Jailed Kurdish leader Selahatin Demirtash said the attempt to ban his leftist party was part of Tayyip Erdogan's plans to cause «chaos» in the Turkish opposition ahead of this year's elections, but said it would not save the president from defeat after two decades in power.
In comments to Reuters from Adrianople prison in northwestern Turkey, Demirtas called on the main coalition of the Turkish opposition to work with his party, the pro-Kurdish Peoples' Democracy Party (HDP), to win the presidential and parliamentary elections expected to be held in May.
However, the future of the HDP is far from assured: a prosecutor is seeking to close the party, accusing it of links with Kurdish militants, thus culminating a long-standing crackdown on the third largest party in the Turkish parliament.
Demirtas, who is no longer the party's leader but remains an important political figure despite being in prison since 2016, said Erdogan and his nationalist partner Devlet Bahçeli were behind the legal moves to shut down the HDP.
«The aim of these two is to win the elections by creating a vacuum and chaos in the opposition, weakening the HDP before the elections,» Demirtas says in his written answers to questions sent to him through the HDP, and describes the timing of the case as a «conscious political choice».
The government claims that the Turkish courts are independent and denies that there is any political interference. Asked about Demirtas« claims, Erdogan's office declined to comment, but a senior official said: ‘It is very interesting that he talks about chaos, considering the history of the HDP. The surveys don't say at all that ’Erdogan is losing». These statements seem completely unfounded.".
Suppression
Critics of Erdogan's government, including Human Rights Watch, say the Turkish president is using the courts to silence political opponents.
The European Court of Human Rights ruled three years ago that Turkey must immediately release Demirtas, stressing that his imprisonment is intended to limit pluralism and debate.
Turkey's Constitutional Court opened the case against the HDP in 2021, prompting strong criticism from Ankara's Western allies. This month the court voted by a narrow majority to freeze the HDP's bank accounts while it considers charges against the party for links to the militant Kurdistan Workers' Party (PKK). The HDP denies the charges.
Demirtas was previously sentenced to three years in prison for insulting the president and now remains in jail and faces a life sentence in an ongoing trial along with more than 100 other HDP politicians accused of inciting the 2014 protests in which dozens of people died. The defendants deny the charges.
In addition to the imprisonment of Demirtas and other party members, many HDP members of parliament and mayors of the party have been dismissed and thousands of HDP members have been imprisoned.
If not banned, the HDP, whose core supporters are Kurds, is likely to play a role as a moderator in the elections.
Polls show the main opposition bloc coming neck and neck with the ruling coalition, but it needs the support of HDP voters to defeat Erdogan, whose popularity has been hurt by the poor state of the economy in recent years.
«Even if Erdogan puts pressure on voters, even if he tries to use tricks, he cannot avoid defeat,» Demirtas said. «A wide majority of people have lost their trust and faith in Erdogan and it is impossible for him to regain it.’.
«We are the people»
Ahead of the elections, Demirtas' Twitter account posts daily political messages to his more than 2 million followers. A song he wrote was played on Sunday at an HDP rally in Istanbul, where thousands of people chanted his name and held the party's red, yellow and green flags.
«We are not just an institution and a building. We are the people. You cannot shut down the people,» said Ferhat Encu, a former HDP MP who was jailed in 2016 with Demirtas.
Sharuhan Oluç, one of the top HDP officials who was at the rally, said the party was preparing for the possibility of being banned, but added, without elaborating, that it would not leave its voters without alternatives.

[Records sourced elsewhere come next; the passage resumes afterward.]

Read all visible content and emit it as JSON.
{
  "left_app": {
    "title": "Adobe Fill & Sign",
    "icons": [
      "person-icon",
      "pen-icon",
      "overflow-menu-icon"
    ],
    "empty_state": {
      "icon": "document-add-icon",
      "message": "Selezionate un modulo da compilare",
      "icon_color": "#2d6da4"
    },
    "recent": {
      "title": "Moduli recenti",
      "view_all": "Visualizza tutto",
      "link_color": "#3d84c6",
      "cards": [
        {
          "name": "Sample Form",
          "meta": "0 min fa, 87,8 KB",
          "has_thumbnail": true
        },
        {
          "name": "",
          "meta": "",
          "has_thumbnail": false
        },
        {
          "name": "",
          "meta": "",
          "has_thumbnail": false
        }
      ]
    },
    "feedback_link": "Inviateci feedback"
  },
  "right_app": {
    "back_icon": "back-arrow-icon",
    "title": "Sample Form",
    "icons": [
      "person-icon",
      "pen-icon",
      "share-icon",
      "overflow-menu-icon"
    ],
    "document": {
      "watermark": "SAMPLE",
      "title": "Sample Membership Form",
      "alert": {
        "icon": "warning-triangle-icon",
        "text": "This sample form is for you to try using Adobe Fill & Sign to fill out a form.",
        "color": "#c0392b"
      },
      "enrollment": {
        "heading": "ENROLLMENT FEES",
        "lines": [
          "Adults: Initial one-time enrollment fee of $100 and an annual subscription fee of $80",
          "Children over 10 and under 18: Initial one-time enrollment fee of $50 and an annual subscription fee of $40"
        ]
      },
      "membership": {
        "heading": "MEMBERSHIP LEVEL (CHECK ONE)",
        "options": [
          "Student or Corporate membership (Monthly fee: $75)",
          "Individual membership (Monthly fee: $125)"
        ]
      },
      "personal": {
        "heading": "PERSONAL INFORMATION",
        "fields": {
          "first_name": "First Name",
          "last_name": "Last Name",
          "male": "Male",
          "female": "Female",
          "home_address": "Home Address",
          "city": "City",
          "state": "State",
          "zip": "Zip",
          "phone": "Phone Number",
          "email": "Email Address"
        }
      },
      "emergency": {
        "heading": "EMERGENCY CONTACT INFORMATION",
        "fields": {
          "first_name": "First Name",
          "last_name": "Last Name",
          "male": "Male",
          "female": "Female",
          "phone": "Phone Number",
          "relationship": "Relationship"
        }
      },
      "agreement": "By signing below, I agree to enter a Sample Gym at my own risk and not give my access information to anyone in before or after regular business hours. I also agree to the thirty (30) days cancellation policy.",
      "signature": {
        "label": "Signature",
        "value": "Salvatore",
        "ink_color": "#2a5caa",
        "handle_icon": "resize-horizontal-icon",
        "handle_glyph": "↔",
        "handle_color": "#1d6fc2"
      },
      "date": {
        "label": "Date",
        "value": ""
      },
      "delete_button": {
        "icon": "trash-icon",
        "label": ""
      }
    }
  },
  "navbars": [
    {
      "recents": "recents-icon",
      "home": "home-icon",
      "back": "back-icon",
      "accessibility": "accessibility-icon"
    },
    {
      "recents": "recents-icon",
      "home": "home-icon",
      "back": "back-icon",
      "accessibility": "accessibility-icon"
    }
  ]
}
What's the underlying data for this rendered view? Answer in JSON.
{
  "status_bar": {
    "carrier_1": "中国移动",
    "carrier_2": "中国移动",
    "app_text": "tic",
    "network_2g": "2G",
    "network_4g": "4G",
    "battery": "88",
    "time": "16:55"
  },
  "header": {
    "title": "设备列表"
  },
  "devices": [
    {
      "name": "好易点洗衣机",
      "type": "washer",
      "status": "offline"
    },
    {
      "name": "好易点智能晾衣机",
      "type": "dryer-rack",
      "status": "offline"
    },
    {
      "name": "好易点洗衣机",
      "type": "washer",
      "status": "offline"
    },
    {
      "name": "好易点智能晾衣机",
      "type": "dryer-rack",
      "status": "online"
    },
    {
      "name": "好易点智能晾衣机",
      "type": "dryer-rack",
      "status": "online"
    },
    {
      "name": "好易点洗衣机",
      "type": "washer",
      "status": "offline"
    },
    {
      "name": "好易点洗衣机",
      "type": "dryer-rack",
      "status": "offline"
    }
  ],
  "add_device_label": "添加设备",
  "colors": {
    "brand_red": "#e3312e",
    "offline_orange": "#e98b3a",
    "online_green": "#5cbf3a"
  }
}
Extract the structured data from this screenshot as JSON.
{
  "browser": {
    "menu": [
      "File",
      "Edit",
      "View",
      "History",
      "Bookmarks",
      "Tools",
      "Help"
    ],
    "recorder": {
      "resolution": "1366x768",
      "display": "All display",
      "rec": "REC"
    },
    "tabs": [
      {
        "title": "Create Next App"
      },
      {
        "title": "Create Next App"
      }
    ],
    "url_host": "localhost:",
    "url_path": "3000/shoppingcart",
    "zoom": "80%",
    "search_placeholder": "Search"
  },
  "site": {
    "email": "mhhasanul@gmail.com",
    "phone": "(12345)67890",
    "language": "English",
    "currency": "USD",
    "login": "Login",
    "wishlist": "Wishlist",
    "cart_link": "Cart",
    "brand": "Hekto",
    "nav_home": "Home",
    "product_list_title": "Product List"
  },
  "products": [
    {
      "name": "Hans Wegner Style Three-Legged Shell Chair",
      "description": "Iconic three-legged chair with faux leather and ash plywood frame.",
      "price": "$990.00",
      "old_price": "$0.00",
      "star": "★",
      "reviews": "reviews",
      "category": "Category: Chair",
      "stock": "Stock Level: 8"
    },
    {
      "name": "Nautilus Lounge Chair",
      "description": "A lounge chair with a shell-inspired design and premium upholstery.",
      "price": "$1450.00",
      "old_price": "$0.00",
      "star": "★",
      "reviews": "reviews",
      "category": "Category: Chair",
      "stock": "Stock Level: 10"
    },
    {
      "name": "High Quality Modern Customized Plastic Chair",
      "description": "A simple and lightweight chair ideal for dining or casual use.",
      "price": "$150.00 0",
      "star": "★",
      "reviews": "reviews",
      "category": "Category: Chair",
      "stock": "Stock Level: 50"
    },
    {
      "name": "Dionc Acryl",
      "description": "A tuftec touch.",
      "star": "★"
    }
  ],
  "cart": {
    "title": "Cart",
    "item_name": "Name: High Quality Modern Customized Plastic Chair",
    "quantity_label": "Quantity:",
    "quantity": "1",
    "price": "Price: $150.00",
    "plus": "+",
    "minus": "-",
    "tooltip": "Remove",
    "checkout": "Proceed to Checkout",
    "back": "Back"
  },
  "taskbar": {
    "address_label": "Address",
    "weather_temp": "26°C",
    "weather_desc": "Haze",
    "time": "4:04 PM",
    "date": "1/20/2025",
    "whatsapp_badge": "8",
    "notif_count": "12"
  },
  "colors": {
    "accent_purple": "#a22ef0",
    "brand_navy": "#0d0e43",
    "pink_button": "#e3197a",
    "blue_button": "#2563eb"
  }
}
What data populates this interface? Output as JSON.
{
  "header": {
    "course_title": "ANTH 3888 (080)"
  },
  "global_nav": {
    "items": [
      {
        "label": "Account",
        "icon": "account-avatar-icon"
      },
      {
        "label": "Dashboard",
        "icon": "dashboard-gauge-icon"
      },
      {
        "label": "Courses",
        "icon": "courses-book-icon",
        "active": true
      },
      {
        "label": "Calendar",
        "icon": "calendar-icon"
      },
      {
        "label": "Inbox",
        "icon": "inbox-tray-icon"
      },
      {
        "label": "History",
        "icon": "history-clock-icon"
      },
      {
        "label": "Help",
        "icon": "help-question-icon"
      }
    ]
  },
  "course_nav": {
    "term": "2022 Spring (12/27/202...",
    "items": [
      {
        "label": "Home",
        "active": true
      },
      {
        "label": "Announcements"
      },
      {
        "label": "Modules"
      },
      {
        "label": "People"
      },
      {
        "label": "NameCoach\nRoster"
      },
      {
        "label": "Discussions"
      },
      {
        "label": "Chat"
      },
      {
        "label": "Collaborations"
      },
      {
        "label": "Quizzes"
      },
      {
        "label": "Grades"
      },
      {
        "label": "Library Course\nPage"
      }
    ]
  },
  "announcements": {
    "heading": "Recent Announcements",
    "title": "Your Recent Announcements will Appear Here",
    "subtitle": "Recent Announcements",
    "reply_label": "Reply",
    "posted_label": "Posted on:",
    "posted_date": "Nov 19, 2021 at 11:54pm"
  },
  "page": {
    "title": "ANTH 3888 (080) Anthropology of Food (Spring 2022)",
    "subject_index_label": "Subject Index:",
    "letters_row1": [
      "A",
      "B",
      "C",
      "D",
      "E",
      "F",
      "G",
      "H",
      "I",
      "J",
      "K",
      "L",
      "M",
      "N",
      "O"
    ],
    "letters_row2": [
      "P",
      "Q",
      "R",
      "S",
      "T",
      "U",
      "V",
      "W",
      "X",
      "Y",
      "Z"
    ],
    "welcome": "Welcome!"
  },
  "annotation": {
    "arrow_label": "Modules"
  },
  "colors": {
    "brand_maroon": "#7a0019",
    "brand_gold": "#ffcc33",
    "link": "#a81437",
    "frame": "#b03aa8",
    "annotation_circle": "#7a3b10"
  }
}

Last week the HDP submitted a request to postpone the judicial process until after the elections in order to preserve democratic principles.
Demirtas said he believes the court will not shut down the HDP because it will not want to interfere in politics.
The HDP, which has allied itself with smaller left-wing parties that participated in Sunday's rally, maintains an uneasy relationship with the more nationalist elements of the six Turkish opposition parties.
The party is currently planning to propose its own presidential candidate, but Demirtas does not rule out the possibility of supporting a joint opposition candidate against Erdogan.
Asked about his own future when he is released from prison, Demirtas said he does not wish to return to the front line of party politics: «For me, the page of active representative politics closed long ago. I am still just fighting.».